Influence of Fiber Nonlinearity on the Capacity of Optical Channel Models
Licentiate thesis, 2017
The majority of today’s global Internet traffic is conveyed through optical fibers. The ever-increasing data demands has pushed the optical systems to evolve from using regenerators and direct-direction receivers to a coherent multi-wavelength network. The future services like cloud computing and virtual reality will demand more bandwidth, so much so that the so called capacity-crunch is anticipated to happen in near future. Therefore, studying the capacity of the optical system is needed to better utilizing the existing fiber network.
The capacity of the dispersive and nonlinear optical fiber described by the nonlinear Schrödinger equation is an open problem. There is a number of lower bounds on the capacity which are mainly obtained based on the mismatched decoding principle or by analyzing simplified channels. These lower bounds either fall to zero at high powers or saturate. The question whether the fiber-optical capacity has the same behavior as the lower bounds at high power is still open as the only known upper bound increases with the power unboundedly.
In this thesis, we investigate the influence of the simplifying assumption used in some optical channel models on the capacity. To do so, the capacity of three different memoryless simplified models of the fiber-optical channel are studied. The results show that in the high-power regime the capacities of these models grow with different pre-logs, which indicates the profound impact of the simplifying assumptions on the capacity of these channels.

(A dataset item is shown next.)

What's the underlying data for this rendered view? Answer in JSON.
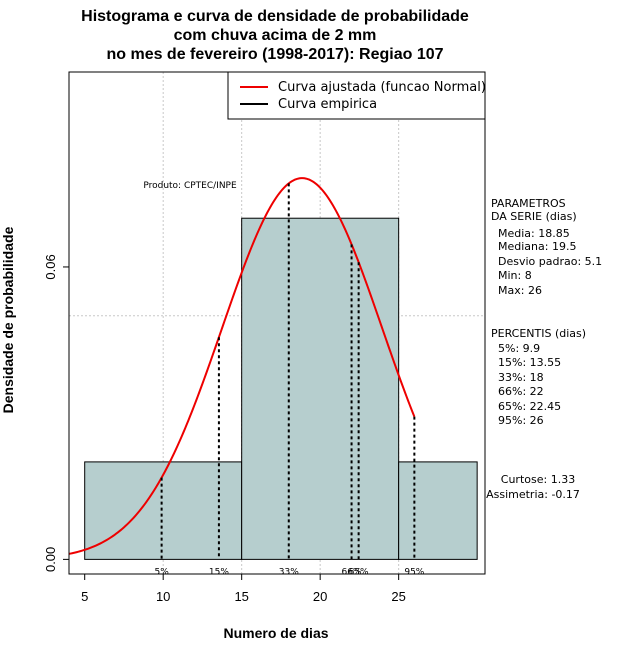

Next, we turn our attention to the demodulation process which is usually done by matched filtering and sampling. It is shown that by deploying a proper demodulation scheme the performance of optical systems can be improved substantially. Specifically, a two-user simplified memoryless WDM network is studied, where the effects of nonlinear distortion are considered in the model. It is shown that unlike matched filtering and sampling, with the optimal demodulator, the symbol error rate decreases to zero at high power.